What's interesting is that while Family Size is tough to overflow and normalizes over time, Approval Rating and Productivity bounce between positive and negative in big games as they overflow time and again. In my biggest game, Approval Rating overflows a full six times!
 
I love it when the math geeks pick the game apart. I get to see the break down of the algorithms and how they function. Very interesting.
 
What about life expectancy?
 
Does life expectancy overflow? Otherwise, as given in Rome on 640K a Day, it's

(1500 / (20 + Robust)) - (Pollution * (10 / Size))

Robust = 50 * Size / (Size + Life)

Robust is halved after acquiring Medicine.

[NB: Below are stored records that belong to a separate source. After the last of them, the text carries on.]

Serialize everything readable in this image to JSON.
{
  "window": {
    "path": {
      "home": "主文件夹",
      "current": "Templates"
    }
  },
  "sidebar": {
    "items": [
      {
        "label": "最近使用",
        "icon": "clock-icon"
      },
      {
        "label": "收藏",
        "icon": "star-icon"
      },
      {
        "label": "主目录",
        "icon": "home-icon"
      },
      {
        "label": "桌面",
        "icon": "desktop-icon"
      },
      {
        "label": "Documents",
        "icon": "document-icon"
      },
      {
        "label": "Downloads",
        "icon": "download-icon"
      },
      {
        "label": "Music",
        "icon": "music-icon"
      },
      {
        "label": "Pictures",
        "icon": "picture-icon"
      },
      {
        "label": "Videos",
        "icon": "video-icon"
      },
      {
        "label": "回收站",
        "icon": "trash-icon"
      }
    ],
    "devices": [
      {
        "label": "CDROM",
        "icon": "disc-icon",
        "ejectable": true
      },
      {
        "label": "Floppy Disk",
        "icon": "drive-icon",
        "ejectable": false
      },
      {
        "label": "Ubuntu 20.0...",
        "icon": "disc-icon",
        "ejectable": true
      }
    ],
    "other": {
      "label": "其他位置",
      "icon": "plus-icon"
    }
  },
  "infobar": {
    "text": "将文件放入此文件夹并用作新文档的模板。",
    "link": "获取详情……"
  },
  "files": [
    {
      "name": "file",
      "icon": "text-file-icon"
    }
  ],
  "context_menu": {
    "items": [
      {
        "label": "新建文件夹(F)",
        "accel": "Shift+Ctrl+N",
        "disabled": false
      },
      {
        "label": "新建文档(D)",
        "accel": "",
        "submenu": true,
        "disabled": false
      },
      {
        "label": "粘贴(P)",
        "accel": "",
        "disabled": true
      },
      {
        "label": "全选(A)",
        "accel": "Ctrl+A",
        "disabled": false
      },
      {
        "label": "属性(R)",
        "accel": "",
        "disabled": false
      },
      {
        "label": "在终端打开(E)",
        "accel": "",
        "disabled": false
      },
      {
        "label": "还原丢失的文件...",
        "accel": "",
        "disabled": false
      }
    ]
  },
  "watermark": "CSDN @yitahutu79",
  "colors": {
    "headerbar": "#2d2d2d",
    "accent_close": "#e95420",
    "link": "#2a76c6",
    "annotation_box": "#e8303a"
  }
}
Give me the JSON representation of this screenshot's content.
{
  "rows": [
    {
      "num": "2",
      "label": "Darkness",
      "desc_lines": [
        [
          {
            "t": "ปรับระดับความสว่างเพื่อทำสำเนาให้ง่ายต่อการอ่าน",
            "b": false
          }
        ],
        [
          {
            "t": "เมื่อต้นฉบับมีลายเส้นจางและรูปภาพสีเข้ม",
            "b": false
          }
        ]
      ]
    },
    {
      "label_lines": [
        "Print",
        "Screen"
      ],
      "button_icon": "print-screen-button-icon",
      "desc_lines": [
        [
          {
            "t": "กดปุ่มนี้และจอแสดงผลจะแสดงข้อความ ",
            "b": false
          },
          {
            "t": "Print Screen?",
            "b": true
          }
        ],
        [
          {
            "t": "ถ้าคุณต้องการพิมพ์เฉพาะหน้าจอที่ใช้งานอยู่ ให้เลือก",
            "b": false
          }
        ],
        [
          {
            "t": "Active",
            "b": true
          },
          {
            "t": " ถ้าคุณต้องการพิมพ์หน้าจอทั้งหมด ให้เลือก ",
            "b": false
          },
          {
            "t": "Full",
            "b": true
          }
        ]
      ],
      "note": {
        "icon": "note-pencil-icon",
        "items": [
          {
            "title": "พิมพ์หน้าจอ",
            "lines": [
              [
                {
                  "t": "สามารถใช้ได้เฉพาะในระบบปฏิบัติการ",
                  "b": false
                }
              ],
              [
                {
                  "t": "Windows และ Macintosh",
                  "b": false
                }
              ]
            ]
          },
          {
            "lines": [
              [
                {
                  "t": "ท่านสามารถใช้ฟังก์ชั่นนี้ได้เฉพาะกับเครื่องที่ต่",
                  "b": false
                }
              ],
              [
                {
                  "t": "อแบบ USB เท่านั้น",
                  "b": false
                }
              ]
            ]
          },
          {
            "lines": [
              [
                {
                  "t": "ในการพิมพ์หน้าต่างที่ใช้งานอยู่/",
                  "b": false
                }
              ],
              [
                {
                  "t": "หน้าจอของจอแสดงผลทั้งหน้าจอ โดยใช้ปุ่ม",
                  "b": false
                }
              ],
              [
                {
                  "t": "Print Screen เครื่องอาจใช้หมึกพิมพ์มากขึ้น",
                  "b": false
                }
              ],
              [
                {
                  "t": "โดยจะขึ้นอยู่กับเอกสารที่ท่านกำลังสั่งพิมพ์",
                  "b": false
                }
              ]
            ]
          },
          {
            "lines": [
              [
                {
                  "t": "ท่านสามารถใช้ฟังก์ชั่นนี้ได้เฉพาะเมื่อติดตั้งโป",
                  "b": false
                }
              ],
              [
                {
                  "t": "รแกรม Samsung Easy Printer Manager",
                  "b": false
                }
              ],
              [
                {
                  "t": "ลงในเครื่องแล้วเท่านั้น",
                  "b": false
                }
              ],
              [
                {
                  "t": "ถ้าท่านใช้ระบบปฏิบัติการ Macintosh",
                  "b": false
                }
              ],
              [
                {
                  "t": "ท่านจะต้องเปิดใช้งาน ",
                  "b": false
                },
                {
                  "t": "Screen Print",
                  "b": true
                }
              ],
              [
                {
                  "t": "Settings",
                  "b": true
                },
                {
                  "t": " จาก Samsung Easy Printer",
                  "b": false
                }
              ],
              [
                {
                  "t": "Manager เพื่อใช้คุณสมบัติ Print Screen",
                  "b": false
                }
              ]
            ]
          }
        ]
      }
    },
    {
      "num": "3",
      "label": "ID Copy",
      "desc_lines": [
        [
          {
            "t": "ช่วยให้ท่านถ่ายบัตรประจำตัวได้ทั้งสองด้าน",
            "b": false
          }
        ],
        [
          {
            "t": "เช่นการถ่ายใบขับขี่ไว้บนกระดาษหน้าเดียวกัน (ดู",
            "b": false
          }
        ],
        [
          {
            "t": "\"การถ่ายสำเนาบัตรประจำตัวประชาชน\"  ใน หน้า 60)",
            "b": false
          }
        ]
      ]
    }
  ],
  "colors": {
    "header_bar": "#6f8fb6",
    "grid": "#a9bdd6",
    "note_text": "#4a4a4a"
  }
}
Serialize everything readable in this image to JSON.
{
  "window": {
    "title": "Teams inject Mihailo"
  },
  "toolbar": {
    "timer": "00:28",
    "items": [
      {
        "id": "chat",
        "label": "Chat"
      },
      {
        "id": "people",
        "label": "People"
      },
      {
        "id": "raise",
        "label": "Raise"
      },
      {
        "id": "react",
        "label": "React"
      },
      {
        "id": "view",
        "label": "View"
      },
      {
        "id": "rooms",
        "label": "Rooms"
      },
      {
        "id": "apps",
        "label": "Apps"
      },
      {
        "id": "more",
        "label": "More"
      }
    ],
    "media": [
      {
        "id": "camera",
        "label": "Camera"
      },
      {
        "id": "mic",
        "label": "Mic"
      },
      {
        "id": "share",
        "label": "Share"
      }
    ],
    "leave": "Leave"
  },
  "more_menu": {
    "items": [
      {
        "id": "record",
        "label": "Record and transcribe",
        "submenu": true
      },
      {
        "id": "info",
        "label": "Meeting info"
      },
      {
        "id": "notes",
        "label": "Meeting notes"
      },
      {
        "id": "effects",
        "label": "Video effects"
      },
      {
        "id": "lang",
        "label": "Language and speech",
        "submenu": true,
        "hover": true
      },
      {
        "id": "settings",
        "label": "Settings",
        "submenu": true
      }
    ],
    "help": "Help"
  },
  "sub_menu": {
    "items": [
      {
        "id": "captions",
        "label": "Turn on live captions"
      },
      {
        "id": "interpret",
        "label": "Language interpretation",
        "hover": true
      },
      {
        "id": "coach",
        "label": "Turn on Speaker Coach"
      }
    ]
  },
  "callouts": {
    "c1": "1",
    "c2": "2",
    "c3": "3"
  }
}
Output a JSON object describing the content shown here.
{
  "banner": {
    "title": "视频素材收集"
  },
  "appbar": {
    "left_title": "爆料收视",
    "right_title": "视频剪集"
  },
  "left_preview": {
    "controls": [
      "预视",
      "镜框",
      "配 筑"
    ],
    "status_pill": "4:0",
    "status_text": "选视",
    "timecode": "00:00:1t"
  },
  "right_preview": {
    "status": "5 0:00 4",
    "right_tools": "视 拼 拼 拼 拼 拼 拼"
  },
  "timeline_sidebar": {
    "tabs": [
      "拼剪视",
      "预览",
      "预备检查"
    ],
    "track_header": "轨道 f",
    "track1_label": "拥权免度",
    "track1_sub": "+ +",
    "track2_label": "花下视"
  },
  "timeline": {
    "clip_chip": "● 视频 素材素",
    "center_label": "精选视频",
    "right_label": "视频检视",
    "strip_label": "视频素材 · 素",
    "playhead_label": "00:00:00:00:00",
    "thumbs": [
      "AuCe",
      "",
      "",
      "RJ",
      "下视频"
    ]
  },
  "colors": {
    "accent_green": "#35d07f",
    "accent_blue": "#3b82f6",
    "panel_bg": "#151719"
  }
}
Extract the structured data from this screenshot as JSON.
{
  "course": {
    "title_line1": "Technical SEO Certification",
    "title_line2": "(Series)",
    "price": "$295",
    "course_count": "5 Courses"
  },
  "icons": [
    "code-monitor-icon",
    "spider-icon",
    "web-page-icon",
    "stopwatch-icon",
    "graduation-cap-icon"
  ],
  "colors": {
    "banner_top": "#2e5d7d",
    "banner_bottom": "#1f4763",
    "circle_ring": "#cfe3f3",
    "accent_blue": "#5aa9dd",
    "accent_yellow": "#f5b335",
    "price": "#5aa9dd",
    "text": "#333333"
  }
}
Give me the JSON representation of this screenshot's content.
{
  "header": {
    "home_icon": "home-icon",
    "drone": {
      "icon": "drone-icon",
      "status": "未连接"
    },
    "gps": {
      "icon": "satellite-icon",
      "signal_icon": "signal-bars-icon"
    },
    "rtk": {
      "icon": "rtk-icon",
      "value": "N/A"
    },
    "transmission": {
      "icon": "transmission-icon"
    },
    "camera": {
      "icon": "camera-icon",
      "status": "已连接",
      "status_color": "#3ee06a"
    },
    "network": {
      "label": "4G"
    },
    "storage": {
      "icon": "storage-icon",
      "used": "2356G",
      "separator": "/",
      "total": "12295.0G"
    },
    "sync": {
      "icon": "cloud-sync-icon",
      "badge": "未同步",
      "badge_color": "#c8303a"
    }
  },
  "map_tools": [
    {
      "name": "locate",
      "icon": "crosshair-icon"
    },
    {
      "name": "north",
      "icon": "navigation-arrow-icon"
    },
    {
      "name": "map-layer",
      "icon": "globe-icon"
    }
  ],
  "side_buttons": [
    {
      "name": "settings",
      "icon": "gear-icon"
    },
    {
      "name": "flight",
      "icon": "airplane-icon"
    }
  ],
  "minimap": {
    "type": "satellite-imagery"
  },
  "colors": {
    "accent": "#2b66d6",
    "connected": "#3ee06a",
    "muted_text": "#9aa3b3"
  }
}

"Life" is a variable that tallies city sizes of those that contain Granaries and/or Aqueducts.
 
I've wondered how they calculated those. Did you find it out using the game code, or just by observing the values in different situations? (I'm guessing the latter would be extremely tedious and useless, since you could use the former.)
 
I assume Wilson & Emrich derived them empirically. I don't know whether Gowron had access to the book, but apparently he has experience with doing this kind of work empirically. But, yes, one can also use a debugger. The challenge there is finding where in the runtime the formulas are calculated, and 16 bit segmented DOS code can make that very challenging.